Another hit. “One Day at a Time” is another binge-worthy show by the Netflix conglomerate. With a twist, “One Day at a Time”, is a resurrected 1970s-1980s sitcom which originally aired on CBS. Previously written about a white single mother raising her two daughters, it has been adapted with a few more elements. Penelope is a single mother recently back from her deployment from Afghanistan who is raising her preteen son and high school daughter. Her mother is an immigrant from Cuba and lives in the living room of their mid-sized apartment which is walled off by a large hanging curtain. Mainly consisting of dialogue, this series tackles many complex issues of family life and cultural happenings. I enjoyed this series and because of it’s overarching themes and discourse, I give it a decent A-.

A place for discussion. Could you imagine having three generations of your family living in one apartment building? This situation was true for me growing up and many others worldwide. With differing generations and experiences, dialogue is an essential centerpiece for the homestead. This is the strength and main component of “One Day at a Time.” With 90% of the show taking place inside the walls of their home, much of the series is conversation. There is no shyness from producers as they cover every aspect of the Alvarez family through typical day-to-day situations and struggles. For example, Penelope (played by Justina Machado) is a single mother that is dealing with the effects of the Afghanistan war, raising kids, and sifting through a relationship with God. All the while, Elena (played by Isabella Gomez) struggles with her Cuban descent, breaking the shackles of modern day patriarchalism, and identifying her sexuality.

Time frame and predictability. My critique of the show is more observation rather than a negative comment. The showrunners Gloria Calderon Kellet and Mike Royce operate efficiently on a screen time of thirty minutes. Although, within these limitations the variables of laughs, plot, and character development become predictable. Whether the subject matter is sexism, racism, homosexuality, or pornography, the equation would become typical. The first ten minutes would be the light-hearted jokes amidst the laugh-tracked audience. The next ten, plot build up and character development. The last few minutes would be characters attempting to resolve issues and adapt through their inner conflicts.

For a great interview with Kellet and Royce check out this podcast from The Ringer Network.
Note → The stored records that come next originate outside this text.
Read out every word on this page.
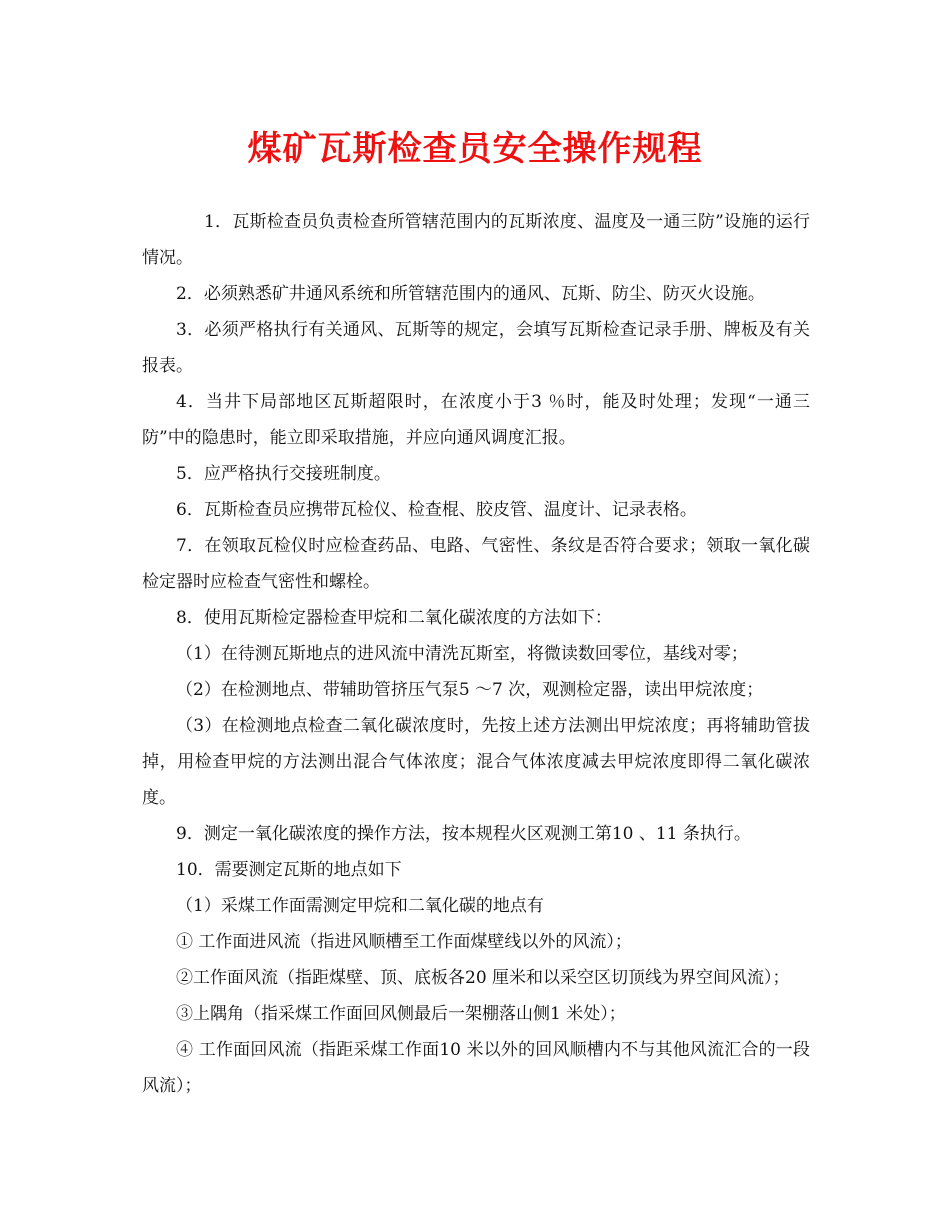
煤矿瓦斯检查员安全操作规程

1．瓦斯检查员负责检查所管辖范围内的瓦斯浓度、温度及一通三防”设施的运行情况。

2．必须熟悉矿井通风系统和所管辖范围内的通风、瓦斯、防尘、防灭火设施。

3．必须严格执行有关通风、瓦斯等的规定，会填写瓦斯检查记录手册、牌板及有关报表。

4．当井下局部地区瓦斯超限时，在浓度小于3 ％时，能及时处理；发现“一通三防”中的隐患时，能立即采取措施，并应向通风调度汇报。

5．应严格执行交接班制度。

6．瓦斯检查员应携带瓦检仪、检查棍、胶皮管、温度计、记录表格。

7．在领取瓦检仪时应检查药品、电路、气密性、条纹是否符合要求；领取一氧化碳检定器时应检查气密性和螺栓。

8．使用瓦斯检定器检查甲烷和二氧化碳浓度的方法如下：

（1）在待测瓦斯地点的进风流中清洗瓦斯室，将微读数回零位，基线对零；

（2）在检测地点、带辅助管挤压气泵5 ～7 次，观测检定器，读出甲烷浓度；

（3）在检测地点检查二氧化碳浓度时，先按上述方法测出甲烷浓度；再将辅助管拔掉，用检查甲烷的方法测出混合气体浓度；混合气体浓度减去甲烷浓度即得二氧化碳浓度。

9．测定一氧化碳浓度的操作方法，按本规程火区观测工第10 、11 条执行。

10．需要测定瓦斯的地点如下

（1）采煤工作面需测定甲烷和二氧化碳的地点有

① 工作面进风流（指进风顺槽至工作面煤壁线以外的风流）；

②工作面风流（指距煤壁、顶、底板各20 厘米和以采空区切顶线为界空间风流）；

③上隅角（指采煤工作面回风侧最后一架棚落山侧1 米处）；

④ 工作面回风流（指距采煤工作面10 米以外的回风顺槽内不与其他风流汇合的一段风流）；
Cross-coverage. One of my favorite sitcoms currently on air is “New Girl.” I love the dynamic of the characters and the speedily antic conversation. The screenplay of this show is fascinating as well. They use a concept called cross-coverage in which scenes are recorded from varying angles to capture reactions and interludes. Instead of actors entering and leaving the set, they all interact on stage while multiple crews track reactions on film. I.E., The character Nick Miller (Jake Johnson) is known for mispronouncing words in the series, but in reality, these were just mistakes made on set while he was trying to overcome a New York accent. These kinds of concepts and dialogue are why I love episodes of “New Girl” and “One Day at a Time.” Instead of a polished, edited, and fluffed series, you get one that is a bit ruff around the edges and full of genuine conversation.

Kellet and Royce go on to explain in this podcast that issues between characters are intentionally not settled by someone winning an argument or a finite solution. This is awesome because rarely does that happen in the real world. Reactions and conversations in this series are genuine and concern real people. Maybe cross-coverage can teach us a thing or two about film and dialogue. Instead of quarreling about arguments, political stances, and religious affiliations, maybe we should have an open concept about a person and her worldview. Let’s talk more and assume less.